Beitrag Mi., 08.03.2017, 21:37

Hallo an alle!

Irgendwie hab ich keinen Thread gefunden, der auf dieses Thema besonders eingeht.

Der eine oder andere von euch kennt mich vl. schon aus einem anderen Th.

Kurz zu meiner Geschichte:

Ich habe seit ca. 3 Jahren rez. Depressionen. In dieser Zeit habe ich alle möglichen Medis genommen, u. a. auch Temesta, Psychopax und Hydal nach einer Wierbelsäulen OP. Ich nehme zur Zeit noch Efectin 300mg, Abilify 10mg, Trittico 150mg, Concor 5mg und Zoldem 10mg. Temesta war nur bei Bedarf gedacht, aber ich habe es immer wieder genommen, mit der Zeit dann öfter und mehr (ungefähr 10 bis 12mg) und war dann wieder stationär, wo ich 3 mal entzogen habe. Hab aber kaum Entzugserscheinungen gehabt. Heiß - kalt, Nachtschweiß, Kopfschmerzen. Das Ganze hat ca. nach 3 -4 Tagen angefangen und nach 1 Woche war alles vorbei.

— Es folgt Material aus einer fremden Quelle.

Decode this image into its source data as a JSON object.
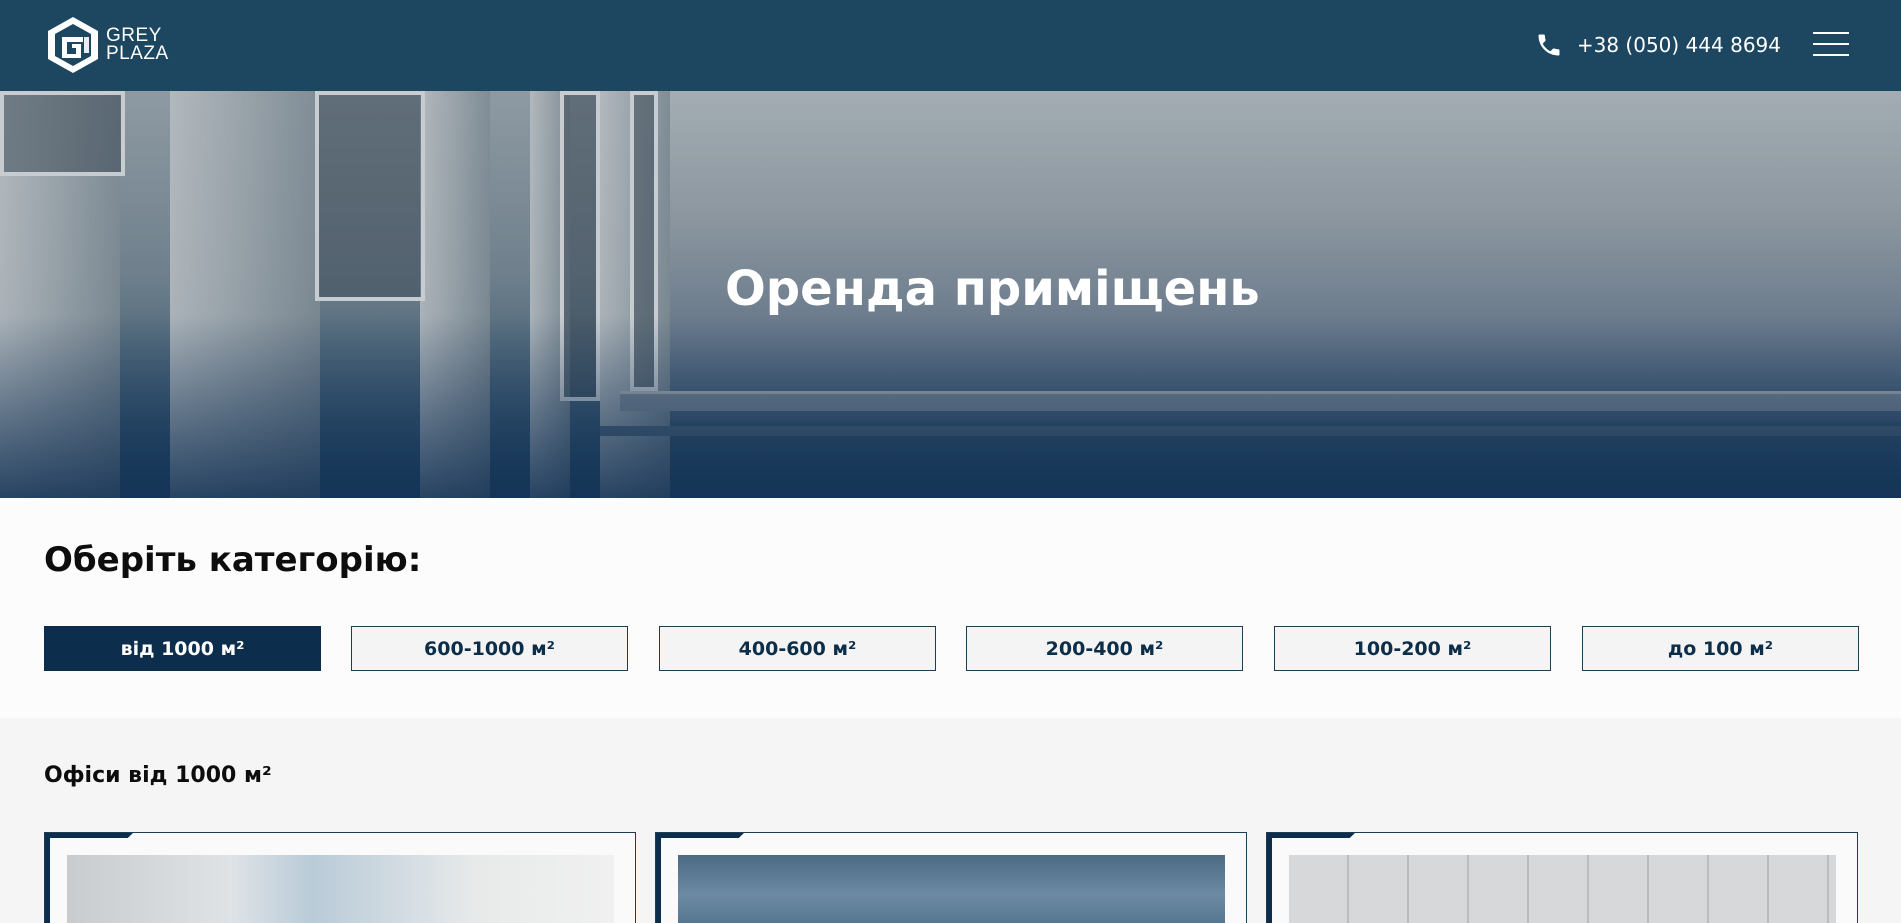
{
  "header": {
    "logo_line1": "GREY",
    "logo_line2": "PLAZA",
    "phone": "+38 (050) 444 8694"
  },
  "hero": {
    "title": "Оренда приміщень"
  },
  "categories": {
    "title": "Оберіть категорію:",
    "items": [
      {
        "label": "від 1000 м²",
        "active": true
      },
      {
        "label": "600-1000 м²",
        "active": false
      },
      {
        "label": "400-600 м²",
        "active": false
      },
      {
        "label": "200-400 м²",
        "active": false
      },
      {
        "label": "100-200 м²",
        "active": false
      },
      {
        "label": "до 100 м²",
        "active": false
      }
    ]
  },
  "offices": {
    "title": "Офіси від 1000 м²",
    "cards_count_visible": 3
  },
  "colors": {
    "header_bg": "#1d4660",
    "accent_dark": "#0c2e4c",
    "section_bg": "#f5f5f5",
    "white": "#ffffff"
  },
  "icons": [
    "logo-icon",
    "phone-icon",
    "hamburger-menu-icon"
  ]
}
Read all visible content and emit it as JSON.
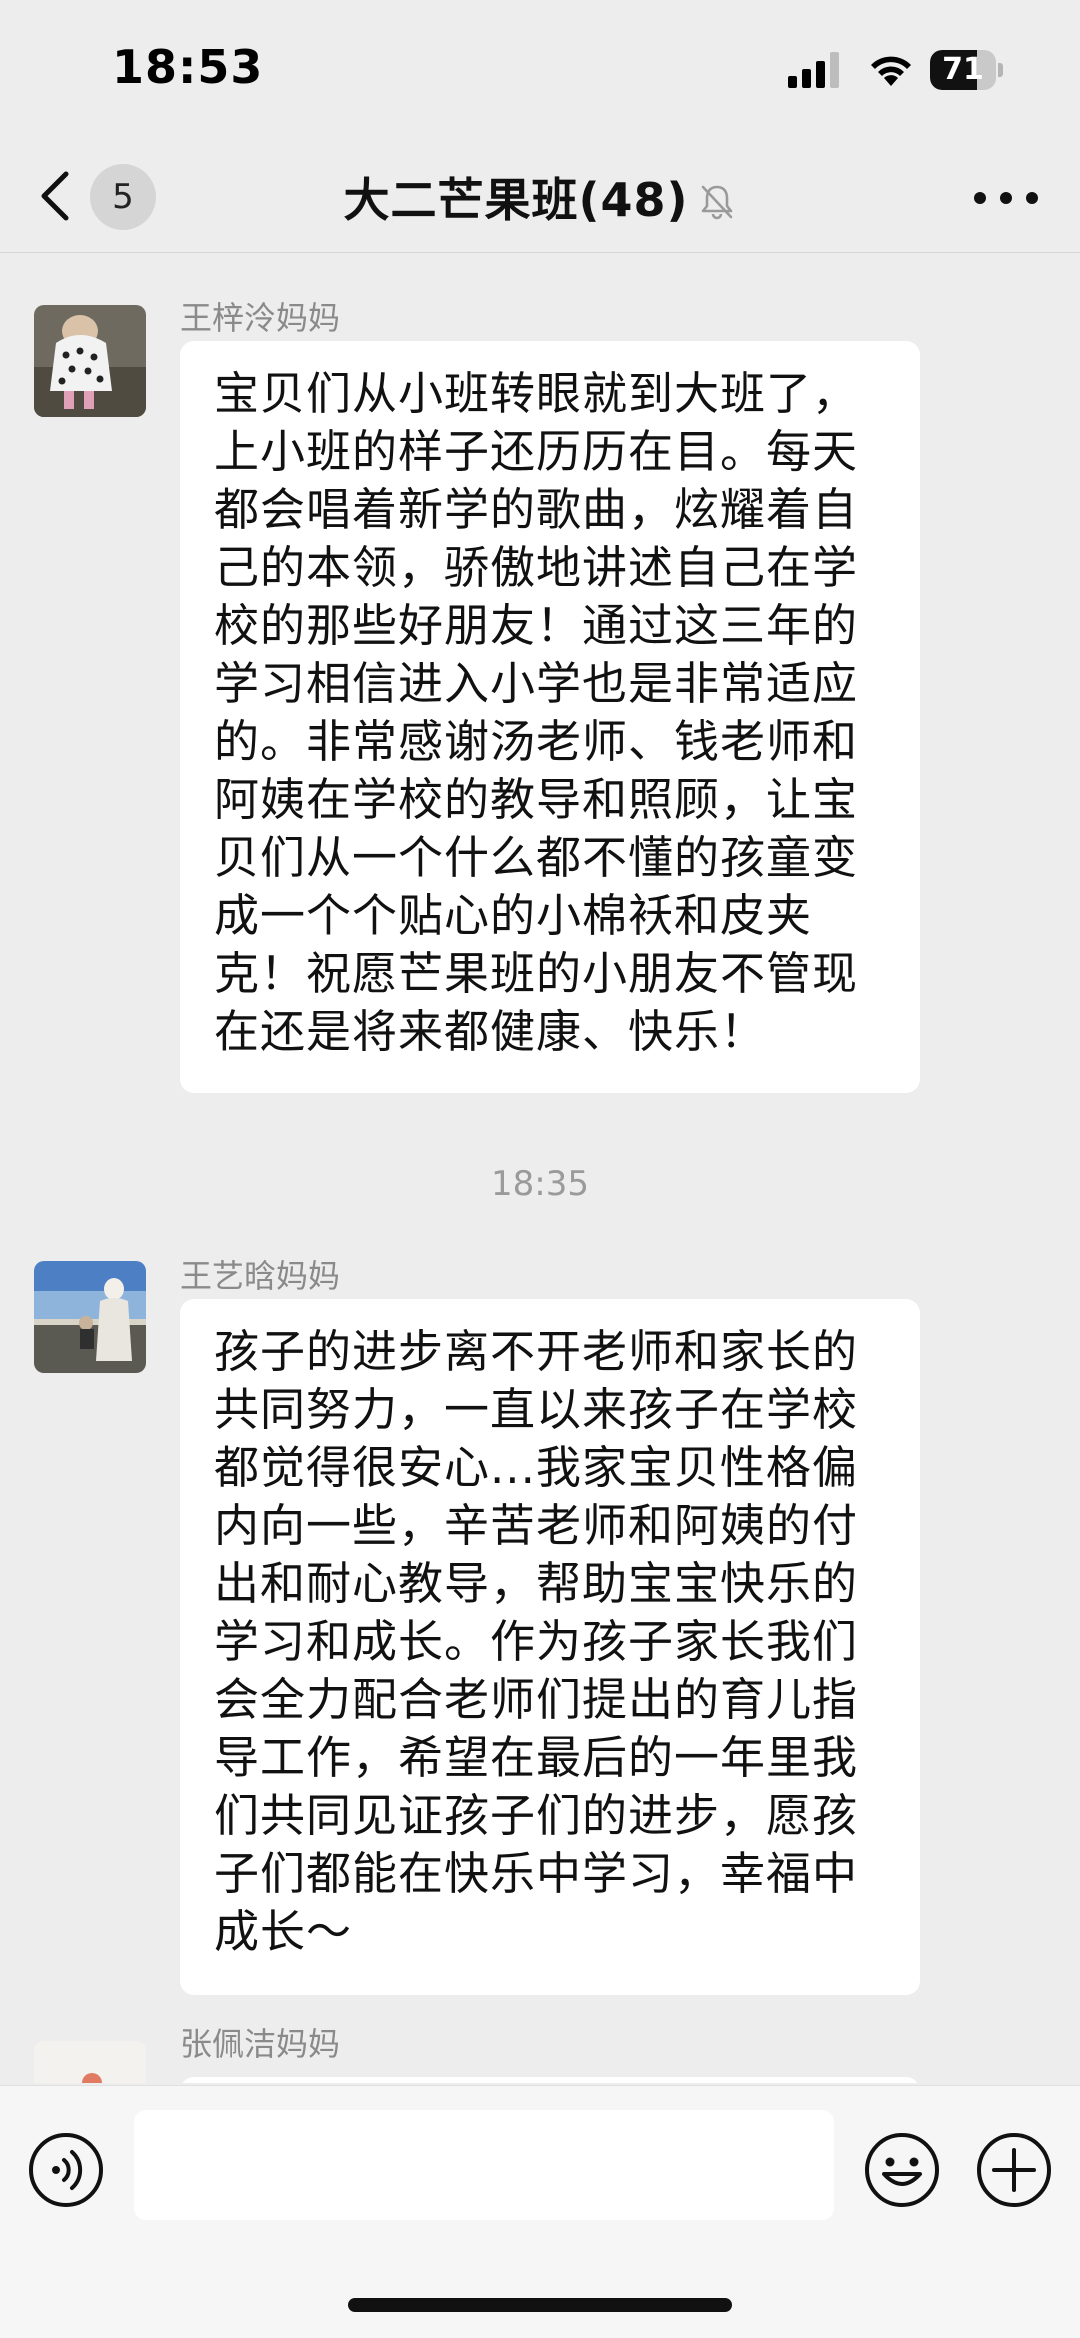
{
  "status_bar": {
    "time": "18:53",
    "battery_level": "71",
    "battery_fraction": 0.71
  },
  "nav": {
    "unread_count": "5",
    "title": "大二芒果班(48)",
    "back_icon": "chevron-left-icon",
    "mute_icon": "bell-slash-icon",
    "more_icon": "ellipsis-icon"
  },
  "messages": [
    {
      "sender": "王梓泠妈妈",
      "text": "宝贝们从小班转眼就到大班了，上小班的样子还历历在目。每天都会唱着新学的歌曲，炫耀着自己的本领，骄傲地讲述自己在学校的那些好朋友！通过这三年的学习相信进入小学也是非常适应的。非常感谢汤老师、钱老师和阿姨在学校的教导和照顾，让宝贝们从一个什么都不懂的孩童变成一个个贴心的小棉袄和皮夹克！祝愿芒果班的小朋友不管现在还是将来都健康、快乐！"
    },
    {
      "timestamp": "18:35"
    },
    {
      "sender": "王艺晗妈妈",
      "text": "孩子的进步离不开老师和家长的共同努力，一直以来孩子在学校都觉得很安心...我家宝贝性格偏内向一些，辛苦老师和阿姨的付出和耐心教导，帮助宝宝快乐的学习和成长。作为孩子家长我们会全力配合老师们提出的育儿指导工作，希望在最后的一年里我们共同见证孩子们的进步，愿孩子们都能在快乐中学习，幸福中成长～"
    },
    {
      "sender": "张佩洁妈妈"
    }
  ],
  "input_bar": {
    "value": "",
    "voice_icon": "voice-icon",
    "emoji_icon": "smiley-icon",
    "plus_icon": "plus-circle-icon"
  }
}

Da der Entzug im Vergleich zu anderen, wie ich hier gelesen habe, minimal war, glaube ich nicht wirklich an eine Abhängigkeit. Allerdings, sonst würde ich hier wohl nicht schreiben, denke ich immer wieder daran (an die angenehme Wirkung :) von Benzos :cry: ). Also doch abhängig, wie mein Arzt mir zu verstehen gegeben hat?
Das gute Gelingen ist zwar nichts Kleines, fängt aber mit Kleinigkeiten an.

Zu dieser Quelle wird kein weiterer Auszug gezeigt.